TimeToAlign! stores durations in quarter notes. Let’s analyze the rhythmic content of our piece:

# Duration distribution
tsv_df["duration_float"].value_counts().sort_index().to_frame("count")
count
duration_float
0.00 4
0.25 391
0.50 42
0.75 2
1.00 54
2.00 5
# Summary statistics
tsv_df["duration_float"].describe()
count    498.000000
mean       0.369980
std        0.290333
min        0.000000
25%        0.250000
50%        0.250000
75%        0.250000
max        2.000000
Name: duration_float, dtype: float64

Comparing Loader Outputs

While all loaders produce the same number of notes, there can be subtle differences in how they interpret the score. Let’s compare the first few notes:

# Compare ID schemes across loaders
pd.DataFrame(
    {
        "TSV_id": tsv_df["id"].head(5).values,
        "TSV_name": tsv_df["name"].head(5).values,
        "Partitura_id": partitura_df["id"].head(5).values,
        "Music21_id": music21_df["id"].head(5).values,
    }
)
TSV_id TSV_name Partitura_id Music21_id
0 note:000001 B3 note:000001 note:000001
1 note:000002 E2 note:000002 note:000002
2 note:000003 E2 note:000003 note:000003
3 note:000004 G#3 note:000004 note:000004
4 note:000005 E4 note:000005 note:000005

Unit Metadata

TimeToAlign! stores unit information in the PyArrow schema metadata. This ensures coordinates are always interpreted correctly:

# Extract unit metadata for temporal columns
temporal_cols = ["start", "end", "duration"]
{
    field.name: field.metadata.get(b"unit", b"(unknown)").decode()
    for field in notes_store.table.schema
    if field.name in temporal_cols and field.metadata
}
{'start': 'quarters', 'end': 'quarters', 'duration': 'quarters'}

Voice and Staff Information

In scores with multiple staves or multiple voices per staff, notes are distributed accordingly:

# Notes by staff and voice
tsv_df.groupby(["staff", "voice"]).size().unstack(fill_value=0)
voice 1 2 3
staff
1 112 50 153
2 142 2 39

Summary

In this tutorial, we learned:

  1. The Loader Pattern: Create -> Load -> Access Bundle
  2. Three Score Loaders: TSVLoader, PartituraLoader, Music21Loader
  3. EventStore: PyArrow-backed, high-performance event storage
  4. Harmonized Schema: Consistent columns across all loaders
  5. Cross-Validation: Same piece from different sources yields same note count

Key Takeaway: > Loaders normalize heterogeneous formats into a consistent EventStore, > enabling downstream processing without format-specific code.

Next Steps

  • 03_conversion_maps.ipynb: Learn how to convert between coordinate systems
  • 04_building_timelines.ipynb: Create Timeline objects from EventStores

Exercise: Load Another Score

Task: Load the Beethoven String Quartet from beethoven_op18.mid and analyze its structure.

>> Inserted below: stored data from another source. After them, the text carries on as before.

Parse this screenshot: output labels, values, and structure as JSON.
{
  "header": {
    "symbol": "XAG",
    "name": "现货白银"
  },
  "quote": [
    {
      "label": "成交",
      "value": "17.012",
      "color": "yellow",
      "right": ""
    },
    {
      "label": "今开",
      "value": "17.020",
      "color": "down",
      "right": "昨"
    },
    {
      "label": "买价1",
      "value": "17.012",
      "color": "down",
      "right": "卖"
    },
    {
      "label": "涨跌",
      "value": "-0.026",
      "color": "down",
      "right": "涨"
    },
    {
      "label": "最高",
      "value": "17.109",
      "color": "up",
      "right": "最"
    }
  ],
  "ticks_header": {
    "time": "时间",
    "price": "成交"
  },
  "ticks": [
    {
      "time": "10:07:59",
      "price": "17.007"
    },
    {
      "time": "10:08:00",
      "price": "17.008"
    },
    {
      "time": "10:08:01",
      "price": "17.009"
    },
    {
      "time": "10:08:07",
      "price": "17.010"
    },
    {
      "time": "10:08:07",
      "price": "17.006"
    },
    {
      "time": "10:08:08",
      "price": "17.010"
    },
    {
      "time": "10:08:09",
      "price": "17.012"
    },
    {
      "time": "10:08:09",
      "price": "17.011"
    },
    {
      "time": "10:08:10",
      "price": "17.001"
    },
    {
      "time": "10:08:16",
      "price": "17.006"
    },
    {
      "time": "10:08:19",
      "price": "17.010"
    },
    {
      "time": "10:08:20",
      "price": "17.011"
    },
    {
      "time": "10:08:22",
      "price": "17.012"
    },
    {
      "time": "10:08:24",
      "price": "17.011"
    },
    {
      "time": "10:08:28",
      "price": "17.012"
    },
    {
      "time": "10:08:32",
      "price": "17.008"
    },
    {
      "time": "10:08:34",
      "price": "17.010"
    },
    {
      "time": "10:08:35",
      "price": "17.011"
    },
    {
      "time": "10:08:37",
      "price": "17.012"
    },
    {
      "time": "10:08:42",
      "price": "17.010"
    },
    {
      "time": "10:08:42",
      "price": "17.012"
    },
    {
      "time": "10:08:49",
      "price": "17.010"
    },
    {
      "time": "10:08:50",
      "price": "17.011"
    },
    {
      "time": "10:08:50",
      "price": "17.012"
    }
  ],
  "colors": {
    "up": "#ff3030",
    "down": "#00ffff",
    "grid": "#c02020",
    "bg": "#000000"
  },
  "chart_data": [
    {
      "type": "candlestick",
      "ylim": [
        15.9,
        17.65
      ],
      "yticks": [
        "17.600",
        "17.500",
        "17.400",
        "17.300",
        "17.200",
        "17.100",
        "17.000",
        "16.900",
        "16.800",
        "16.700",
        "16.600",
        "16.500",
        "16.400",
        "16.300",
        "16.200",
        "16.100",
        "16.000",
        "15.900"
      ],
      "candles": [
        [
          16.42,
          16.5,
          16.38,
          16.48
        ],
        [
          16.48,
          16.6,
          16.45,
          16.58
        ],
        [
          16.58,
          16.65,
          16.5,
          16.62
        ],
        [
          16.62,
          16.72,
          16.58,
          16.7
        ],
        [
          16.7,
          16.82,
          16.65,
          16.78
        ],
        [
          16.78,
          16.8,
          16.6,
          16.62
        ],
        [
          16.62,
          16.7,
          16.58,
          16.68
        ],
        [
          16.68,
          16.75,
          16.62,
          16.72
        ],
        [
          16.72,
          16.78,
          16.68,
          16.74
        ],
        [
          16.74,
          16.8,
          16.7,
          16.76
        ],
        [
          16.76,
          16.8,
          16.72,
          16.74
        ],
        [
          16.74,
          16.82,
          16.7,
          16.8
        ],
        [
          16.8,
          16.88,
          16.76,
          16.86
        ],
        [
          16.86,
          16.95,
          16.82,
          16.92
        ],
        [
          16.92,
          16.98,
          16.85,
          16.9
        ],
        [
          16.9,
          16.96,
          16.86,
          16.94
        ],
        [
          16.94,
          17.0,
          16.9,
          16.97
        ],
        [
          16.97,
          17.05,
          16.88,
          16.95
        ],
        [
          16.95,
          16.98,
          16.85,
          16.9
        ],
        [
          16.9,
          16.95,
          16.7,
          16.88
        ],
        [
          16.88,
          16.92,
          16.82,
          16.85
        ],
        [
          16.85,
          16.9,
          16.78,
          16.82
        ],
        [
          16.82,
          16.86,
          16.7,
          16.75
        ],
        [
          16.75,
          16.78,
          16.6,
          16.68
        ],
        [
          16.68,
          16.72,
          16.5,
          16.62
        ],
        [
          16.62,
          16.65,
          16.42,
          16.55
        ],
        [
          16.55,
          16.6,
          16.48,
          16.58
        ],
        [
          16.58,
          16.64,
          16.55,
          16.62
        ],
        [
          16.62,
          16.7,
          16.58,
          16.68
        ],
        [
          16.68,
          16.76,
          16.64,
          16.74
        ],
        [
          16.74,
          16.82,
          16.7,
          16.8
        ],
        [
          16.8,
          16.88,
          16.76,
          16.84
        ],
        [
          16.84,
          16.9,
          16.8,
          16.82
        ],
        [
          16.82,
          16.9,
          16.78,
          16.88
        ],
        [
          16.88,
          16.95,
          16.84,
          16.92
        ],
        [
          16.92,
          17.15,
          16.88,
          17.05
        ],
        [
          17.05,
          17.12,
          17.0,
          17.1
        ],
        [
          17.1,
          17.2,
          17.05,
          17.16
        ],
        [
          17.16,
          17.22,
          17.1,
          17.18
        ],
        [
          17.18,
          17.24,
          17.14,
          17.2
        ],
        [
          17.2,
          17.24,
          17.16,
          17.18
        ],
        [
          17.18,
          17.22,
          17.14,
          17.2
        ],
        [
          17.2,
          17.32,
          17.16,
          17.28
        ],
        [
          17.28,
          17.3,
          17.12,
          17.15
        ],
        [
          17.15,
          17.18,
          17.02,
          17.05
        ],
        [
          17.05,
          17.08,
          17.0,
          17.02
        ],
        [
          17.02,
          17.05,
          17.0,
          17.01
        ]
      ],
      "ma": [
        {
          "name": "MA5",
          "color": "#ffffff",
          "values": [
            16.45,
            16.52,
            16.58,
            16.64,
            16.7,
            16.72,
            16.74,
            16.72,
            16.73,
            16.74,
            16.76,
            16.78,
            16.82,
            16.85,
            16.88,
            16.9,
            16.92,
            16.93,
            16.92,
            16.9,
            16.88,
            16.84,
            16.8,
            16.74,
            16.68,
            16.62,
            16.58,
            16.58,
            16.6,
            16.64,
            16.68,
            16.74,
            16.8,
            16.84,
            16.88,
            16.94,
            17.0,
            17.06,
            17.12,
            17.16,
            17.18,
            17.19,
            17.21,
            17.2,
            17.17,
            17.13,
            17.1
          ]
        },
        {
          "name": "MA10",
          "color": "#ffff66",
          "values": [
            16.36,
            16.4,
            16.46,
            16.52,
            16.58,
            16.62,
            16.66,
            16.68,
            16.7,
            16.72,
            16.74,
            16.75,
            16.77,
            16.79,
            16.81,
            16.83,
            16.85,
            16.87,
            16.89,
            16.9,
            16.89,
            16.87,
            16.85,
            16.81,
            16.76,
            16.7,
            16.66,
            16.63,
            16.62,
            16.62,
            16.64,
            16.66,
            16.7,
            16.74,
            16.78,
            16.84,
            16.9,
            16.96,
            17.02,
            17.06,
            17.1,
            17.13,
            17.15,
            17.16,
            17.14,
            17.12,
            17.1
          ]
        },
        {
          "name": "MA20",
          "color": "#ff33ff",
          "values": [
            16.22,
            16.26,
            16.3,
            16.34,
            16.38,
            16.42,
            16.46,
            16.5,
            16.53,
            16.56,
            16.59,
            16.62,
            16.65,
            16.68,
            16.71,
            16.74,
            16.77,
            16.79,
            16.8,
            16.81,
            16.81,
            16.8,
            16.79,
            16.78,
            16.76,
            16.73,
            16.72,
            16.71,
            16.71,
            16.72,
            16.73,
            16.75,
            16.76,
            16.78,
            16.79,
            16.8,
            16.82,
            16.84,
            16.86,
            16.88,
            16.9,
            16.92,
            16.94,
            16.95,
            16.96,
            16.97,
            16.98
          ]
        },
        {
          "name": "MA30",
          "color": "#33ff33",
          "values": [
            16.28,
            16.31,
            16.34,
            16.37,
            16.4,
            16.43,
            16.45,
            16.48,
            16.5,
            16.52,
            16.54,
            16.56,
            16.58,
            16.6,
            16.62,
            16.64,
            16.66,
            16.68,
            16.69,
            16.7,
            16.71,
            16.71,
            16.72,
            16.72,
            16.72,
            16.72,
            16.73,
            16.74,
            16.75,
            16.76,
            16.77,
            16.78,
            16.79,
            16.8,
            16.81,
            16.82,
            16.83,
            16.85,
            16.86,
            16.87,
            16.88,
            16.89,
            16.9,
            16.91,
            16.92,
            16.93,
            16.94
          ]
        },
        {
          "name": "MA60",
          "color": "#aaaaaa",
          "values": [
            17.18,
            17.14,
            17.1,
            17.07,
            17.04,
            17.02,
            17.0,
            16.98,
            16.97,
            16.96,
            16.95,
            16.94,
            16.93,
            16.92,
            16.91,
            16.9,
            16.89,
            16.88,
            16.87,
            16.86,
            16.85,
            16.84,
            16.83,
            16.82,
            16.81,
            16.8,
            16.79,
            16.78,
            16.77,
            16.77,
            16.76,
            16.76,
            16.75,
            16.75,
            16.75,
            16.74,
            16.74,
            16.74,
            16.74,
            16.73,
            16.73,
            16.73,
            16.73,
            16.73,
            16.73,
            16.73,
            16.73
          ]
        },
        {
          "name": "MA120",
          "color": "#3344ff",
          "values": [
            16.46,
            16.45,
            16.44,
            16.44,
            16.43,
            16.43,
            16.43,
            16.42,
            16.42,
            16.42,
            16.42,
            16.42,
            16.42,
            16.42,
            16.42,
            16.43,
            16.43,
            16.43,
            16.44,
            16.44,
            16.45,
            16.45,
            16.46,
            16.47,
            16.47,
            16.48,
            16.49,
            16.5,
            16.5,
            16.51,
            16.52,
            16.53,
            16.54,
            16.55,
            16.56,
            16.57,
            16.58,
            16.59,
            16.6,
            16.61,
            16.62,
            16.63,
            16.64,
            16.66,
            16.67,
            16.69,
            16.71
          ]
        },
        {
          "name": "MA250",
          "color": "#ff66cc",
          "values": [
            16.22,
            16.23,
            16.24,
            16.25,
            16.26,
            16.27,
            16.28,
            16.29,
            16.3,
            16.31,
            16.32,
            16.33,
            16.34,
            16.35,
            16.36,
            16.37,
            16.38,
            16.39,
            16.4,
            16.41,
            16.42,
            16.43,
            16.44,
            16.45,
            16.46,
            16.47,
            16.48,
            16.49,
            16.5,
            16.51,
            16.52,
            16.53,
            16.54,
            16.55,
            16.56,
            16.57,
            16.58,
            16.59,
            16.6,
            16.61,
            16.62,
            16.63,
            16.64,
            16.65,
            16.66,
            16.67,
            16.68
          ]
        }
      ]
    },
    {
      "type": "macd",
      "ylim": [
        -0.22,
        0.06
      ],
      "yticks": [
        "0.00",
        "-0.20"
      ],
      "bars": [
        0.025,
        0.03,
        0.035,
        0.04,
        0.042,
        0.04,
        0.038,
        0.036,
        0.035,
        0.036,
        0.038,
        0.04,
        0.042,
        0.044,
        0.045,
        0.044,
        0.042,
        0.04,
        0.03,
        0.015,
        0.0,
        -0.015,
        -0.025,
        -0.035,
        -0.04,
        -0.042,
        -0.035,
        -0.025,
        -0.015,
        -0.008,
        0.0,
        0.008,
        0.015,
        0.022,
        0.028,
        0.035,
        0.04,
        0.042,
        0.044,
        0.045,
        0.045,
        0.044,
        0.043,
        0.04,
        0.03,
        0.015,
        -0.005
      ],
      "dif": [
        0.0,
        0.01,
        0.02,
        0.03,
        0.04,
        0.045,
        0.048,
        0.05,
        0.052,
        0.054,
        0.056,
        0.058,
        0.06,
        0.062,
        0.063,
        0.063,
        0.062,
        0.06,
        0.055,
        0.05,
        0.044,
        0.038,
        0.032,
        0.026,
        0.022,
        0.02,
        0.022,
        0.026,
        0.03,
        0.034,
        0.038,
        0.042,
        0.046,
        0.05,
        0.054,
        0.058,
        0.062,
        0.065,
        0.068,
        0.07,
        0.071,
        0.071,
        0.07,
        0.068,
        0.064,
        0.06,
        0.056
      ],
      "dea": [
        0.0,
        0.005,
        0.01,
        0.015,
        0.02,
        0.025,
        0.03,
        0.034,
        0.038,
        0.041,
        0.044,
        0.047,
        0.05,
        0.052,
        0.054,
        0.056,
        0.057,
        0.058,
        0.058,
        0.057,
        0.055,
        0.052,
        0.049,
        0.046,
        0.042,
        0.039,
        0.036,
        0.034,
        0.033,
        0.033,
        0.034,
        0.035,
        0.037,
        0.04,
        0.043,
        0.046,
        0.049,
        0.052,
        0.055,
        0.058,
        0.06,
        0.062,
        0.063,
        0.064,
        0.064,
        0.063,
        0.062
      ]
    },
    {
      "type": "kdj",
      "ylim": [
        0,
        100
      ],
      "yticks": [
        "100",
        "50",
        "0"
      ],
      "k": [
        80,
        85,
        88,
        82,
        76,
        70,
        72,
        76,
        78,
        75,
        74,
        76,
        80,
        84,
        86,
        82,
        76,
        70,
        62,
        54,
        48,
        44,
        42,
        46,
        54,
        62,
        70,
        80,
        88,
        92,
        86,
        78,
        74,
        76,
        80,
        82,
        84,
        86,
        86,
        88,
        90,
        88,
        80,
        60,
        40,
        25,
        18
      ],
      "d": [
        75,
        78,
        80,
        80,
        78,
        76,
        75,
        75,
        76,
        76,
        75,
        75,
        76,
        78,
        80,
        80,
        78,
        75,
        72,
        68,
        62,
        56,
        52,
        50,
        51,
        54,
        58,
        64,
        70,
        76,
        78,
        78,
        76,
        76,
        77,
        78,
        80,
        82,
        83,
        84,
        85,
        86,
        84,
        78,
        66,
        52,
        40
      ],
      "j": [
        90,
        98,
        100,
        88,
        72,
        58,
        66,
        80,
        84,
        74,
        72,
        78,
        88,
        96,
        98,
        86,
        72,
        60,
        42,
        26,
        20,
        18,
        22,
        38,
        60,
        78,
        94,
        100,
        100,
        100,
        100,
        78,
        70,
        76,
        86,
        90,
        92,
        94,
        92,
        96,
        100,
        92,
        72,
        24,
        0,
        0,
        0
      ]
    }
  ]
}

Hints: 1. Use PartituraLoader for MIDI files 2. Check how many parts are in the score 3. Count notes per part

Solution
# Load the Beethoven quartet
loader = PartituraLoader()
loader.load(DATA_DIR / "beethoven_op18.mid")

df = loader.store.notes.to_dataframe()
{"total_notes": len(df), "notes_per_part": df.groupby("part_id").size().to_dict()}
# Your solution here